After that it was finally time to go. We decided on a route off the tourist routes. In addition, the media reported major refugee movements on the border with Greece in Gevgelija. The main route leads from Greece via Macedonia, Serbia and Hungary to Austria and Germany. However, since Hungary wants to build a border protection fence by the end of August, many are currently trying to get across the border in time by train.

After a long study of our road map we finally found an alternative route. The traffic on the narrow streets here in Macedonia is no fun for cyclists. But as soon as you drive a bit off the main roads, there are very low-traffic routes with landscapes like those from a Winnetou movie.

Problems finding a place to sleep? Not in Macedonia! Just go somewhere where you like it and set up tent. From a corn field to the Byzantine royal temple, we had everything on offer. On the second day of our trip we got to know the Macedonian hospitality.

In Štip, a man spoke to us in front of the Orthodox Church. Vanco grew up here and immigrated to Brisbane in Australia as a young man. He invited us to lunch with his mother at home. Then he drove us to the fortress hill Isar with his car and allowed us to take a refreshing shower.
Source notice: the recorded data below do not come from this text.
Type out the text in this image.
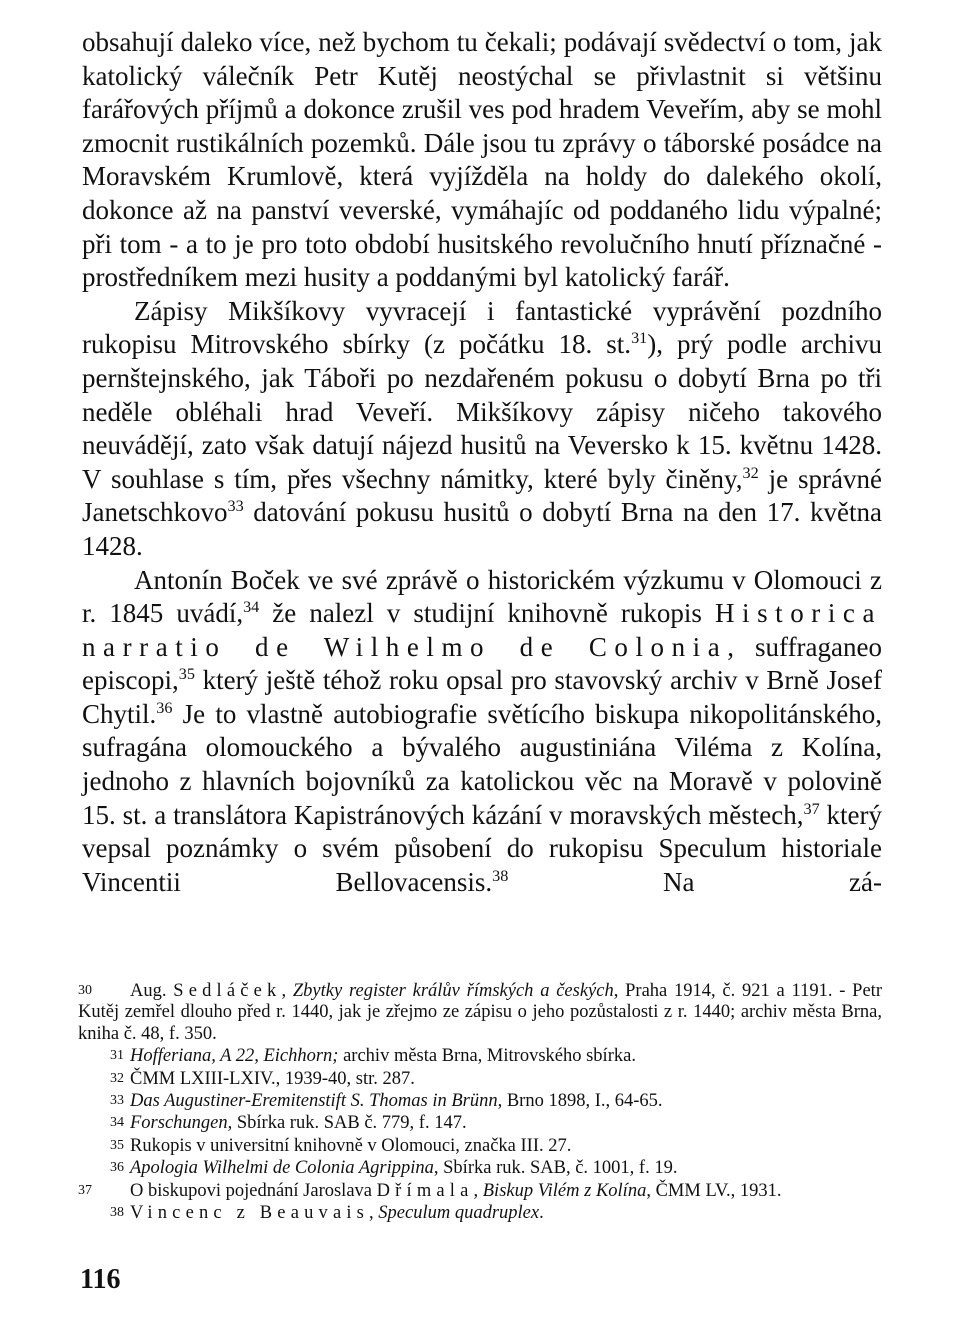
obsahují daleko více, než bychom tu čekali; podávají svědectví o tom, jak katolický válečník Petr Kutěj neostýchal se přivlastnit si většinu farářových příjmů a dokonce zrušil ves pod hradem Veveřím, aby se mohl zmocnit rustikálních pozemků. Dále jsou tu zprávy o táborské posádce na Moravském Krumlově, která vyjížděla na holdy do dalekého okolí, dokonce až na panství veverské, vymáhajíc od poddaného lidu výpalné; při tom - a to je pro toto období husitského revolučního hnutí příznačné - prostředníkem mezi husity a poddanými byl katolický farář.

Zápisy Mikšíkovy vyvracejí i fantastické vyprávění pozdního rukopisu Mitrovského sbírky (z počátku 18. st.$^{31}$), prý podle archivu pernštejnského, jak Táboři po nezdařeném pokusu o dobytí Brna po tři neděle obléhali hrad Veveří. Mikšíkovy zápisy ničeho takového neuvádějí, zato však datují nájezd husitů na Veversko k 15. květnu 1428. V souhlase s tím, přes všechny námitky, které byly činěny,$^{32}$ je správné Janetschkovo$^{33}$ datování pokusu husitů o dobytí Brna na den 17. května 1428.

Antonín Boček ve své zprávě o historickém výzkumu v Olomouci z r. 1845 uvádí,$^{34}$ že nalezl v studijní knihovně rukopis Historica narratio de Wilhelmo de Colonia, suffraganeo episcopi,$^{35}$ který ještě téhož roku opsal pro stavovský archiv v Brně Josef Chytil.$^{36}$ Je to vlastně autobiografie světícího biskupa nikopolitánského, sufragána olomouckého a bývalého augustiniána Viléma z Kolína, jednoho z hlavních bojovníků za katolickou věc na Moravě v polovině 15. st. a translátora Kapistránových kázání v moravských městech,$^{37}$ který vepsal poznámky o svém působení do rukopisu Speculum historiale Vincentii Bellovacensis.$^{38}$ Na zá-

30 Aug. Sedláček, Zbytky register králův římských a českých, Praha 1914, č. 921 a 1191. - Petr Kutěj zemřel dlouho před r. 1440, jak je zřejmo ze zápisu o jeho pozůstalosti z r. 1440; archiv města Brna, kniha č. 48, f. 350.

31 Hofferiana, A 22, Eichhorn; archiv města Brna, Mitrovského sbírka.

32 ČMM LXIII-LXIV., 1939-40, str. 287.

33 Das Augustiner-Eremitenstift S. Thomas in Brünn, Brno 1898, I., 64-65.

34 Forschungen, Sbírka ruk. SAB č. 779, f. 147.

35 Rukopis v universitní knihovně v Olomouci, značka III. 27.

36 Apologia Wilhelmi de Colonia Agrippina, Sbírka ruk. SAB, č. 1001, f. 19.

37 O biskupovi pojednání Jaroslava Dřímala, Biskup Vilém z Kolína, ČMM LV., 1931.

38 Vincenc z Beauvais, Speculum quadruplex.

116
The next day we found a route through the mountains south of Strumica along the Mantovo and Vodocha lakes. At Mantovo Lake we were met by a herd of cows, which spurred us on our way. Although the farmer could not speak a word of English, he had a mobile with which he immediately called Igor, his nephew. This could speak very well Englsich and received us a few miles later right on the lake. We were invited by him right away.

Part of the family was busy harvesting tobacco leaves. Gabrevtsi, the village where they live, lives mainly from it. His brother just returned from the lake. He had caught some fish that were immediately roasted on the fire for us. Tania also received a course in traditional dance. After that, Igor showed us his whole village. All the people there welcomed us with open arms. Especially the old ladies in the village had great pleasure in Tania.

Igor recommended a route to Rich in the direction of Lake Vodocha. This should be the only rainy day on the trip. Tania needs her dose of coffee every morning. Otherwise, it's no fun to be traveling with her. We were both very relieved when a shop appeared in Rich. The owner invited us for a coffee. Zoran, one of the guests, manages the nearby quarry. He invited us for a visit followed by a coffee.

Two villages further we wanted to fill up our supplies. The village shop was unfortunately closed. But within a very short time a man appeared, the natural immediately took the owner. We were invited there as well. This time, however, the women of the village took the whole in hand. They gave us so many things that the bike bags were almost bursting. Completely overloaded, we drove on for a few more kilometers and set up our tent in Macedonia for the last time.

The drive to Dojran Lake went pretty fast this time. For the first time in a long time, we managed to drive more than 10 kilometers in one day. Lake Dojran is very popular with locals for swimming. The beaches were completely crowded. The heat still rose during the day to 40 degrees. A little bit wistfully we crossed the border to Greece a short time later.

Macedonia was a very positive surprise for both of us. The hospitality of these people sometimes almost blew us away. A big thank you to all who welcomed us with open arms. You are the biggest!